The hottest crowd funding site in the internet is the KickStarter. The company’s mission is to encourage and help the creative projects brings to life. Kickstarter accepts funds from the public and the investors. Unlike many other crowd funding sites claims no ownership over the projects and the work they produce to get the funds to the projects.
There is no guarantee that people that post projects on Kickstarter will deliver on their projects, use the money to implement their projects, or that the completed projects will meet backers’ expectations. Kickstarter advises backers to use their own judgment on supporting a project. They also warn project leaders that they could be liable for legal damages from backers for failure to deliver on promises.
How to Start
The project submission process is really intuitive and straight forward.
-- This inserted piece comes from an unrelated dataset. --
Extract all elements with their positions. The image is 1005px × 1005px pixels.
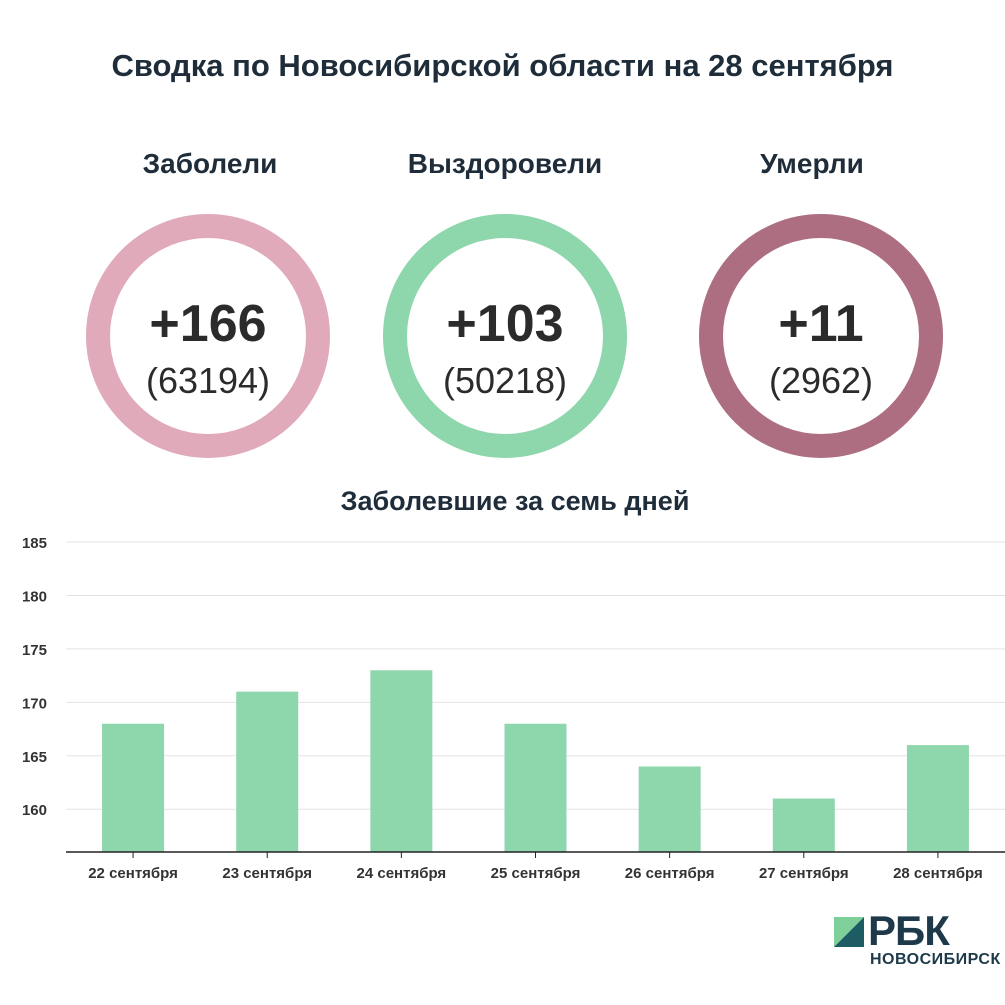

You just need to sign up and register your project details and you are encouraged to explain your project in great detail. There will be Kickstarter crews to validate your registered data and analyze the project standards and capacity to accept or reject the project. Once it is approved you have to set the minimum amount goal. People interested in your project will contribute some amount to your project. The pledged amount will be updated to show you how much you have collected and how much yet to fulfill your goal.
Downside of Kickstarter
The main downside in Kickstarter is that the person should be a permanent U.S resident with social security number. Unless you meet this criteria you are no longer eligible to register with the Kickstarter. And there will some small amount of fees the Kickstarter charges out of the fund/scholarship you will get for your project.